There are only a few other studies that have looked at stroke patients in the acute stage, but those focused on ability to produce single words rather than providing a detailed analysis of language production, says Randi Martin, professor of psychology at Rice University and coauthor of the paper in the journal Brain.
The majority of studies, she says, look at stroke patients in the chronic stage of recovery—at least six months after the stroke. At that time, considerable reorganization of language function in the brain may have occurred.
Also, studying individuals at the acute stage allows for studying those with smaller areas of damage, she says. Those with small lesions are likely to recover and thus not included in studies of chronic stroke. Examining these people allows for a more precise mapping between areas damaged and language abilities.
“Many patients in the chronic stage of stroke have significantly worse brain damage than acute patients and have plateaued with their recovery,” she says. “Their brains cannot be evaluated in the same way as acute stroke patients.”
Future work will look at these same individuals at different stages during their first year of the recovery process. One important issue will be to determine what areas of brain damage and what language abilities will predict performance a year after stroke.
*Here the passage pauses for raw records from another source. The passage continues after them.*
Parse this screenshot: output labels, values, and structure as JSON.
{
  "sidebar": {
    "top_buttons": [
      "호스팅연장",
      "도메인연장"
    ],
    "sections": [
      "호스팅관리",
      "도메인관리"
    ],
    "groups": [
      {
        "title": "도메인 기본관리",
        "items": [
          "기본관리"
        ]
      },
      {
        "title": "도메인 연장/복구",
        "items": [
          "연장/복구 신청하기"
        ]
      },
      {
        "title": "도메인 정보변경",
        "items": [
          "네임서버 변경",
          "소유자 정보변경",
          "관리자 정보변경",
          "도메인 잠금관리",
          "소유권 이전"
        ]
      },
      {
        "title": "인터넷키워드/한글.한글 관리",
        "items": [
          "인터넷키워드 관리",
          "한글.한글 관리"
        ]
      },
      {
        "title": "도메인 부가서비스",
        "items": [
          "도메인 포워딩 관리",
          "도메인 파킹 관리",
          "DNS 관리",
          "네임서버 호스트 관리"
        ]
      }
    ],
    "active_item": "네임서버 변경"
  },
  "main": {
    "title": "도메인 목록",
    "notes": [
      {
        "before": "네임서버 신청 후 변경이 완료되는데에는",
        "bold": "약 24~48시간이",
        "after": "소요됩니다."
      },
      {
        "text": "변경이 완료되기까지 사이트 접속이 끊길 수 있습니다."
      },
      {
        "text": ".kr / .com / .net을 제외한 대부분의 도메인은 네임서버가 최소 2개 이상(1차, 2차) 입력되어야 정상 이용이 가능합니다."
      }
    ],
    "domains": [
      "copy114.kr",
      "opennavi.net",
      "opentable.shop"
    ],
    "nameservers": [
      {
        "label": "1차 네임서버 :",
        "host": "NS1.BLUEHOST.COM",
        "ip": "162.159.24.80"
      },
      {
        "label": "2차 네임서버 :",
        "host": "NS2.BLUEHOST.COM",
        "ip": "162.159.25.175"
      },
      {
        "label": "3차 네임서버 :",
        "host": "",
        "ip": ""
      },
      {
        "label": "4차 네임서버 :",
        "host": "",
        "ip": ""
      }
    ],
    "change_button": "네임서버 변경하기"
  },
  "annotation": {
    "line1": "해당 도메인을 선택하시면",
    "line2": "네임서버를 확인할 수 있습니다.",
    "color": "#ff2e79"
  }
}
Martin says hopes this work will help better understand how different brain regions recover from stroke. She expects the work will be useful in the design of treatment options for stroke patients, including early interventions that may boost long-term recovery.
Additional coauthors are from Baylor College of Medicine, the University of Texas at Austin, and Rice. The National Institute on Deafness and Other Communication Disorders and the Moody Endowment funded the work.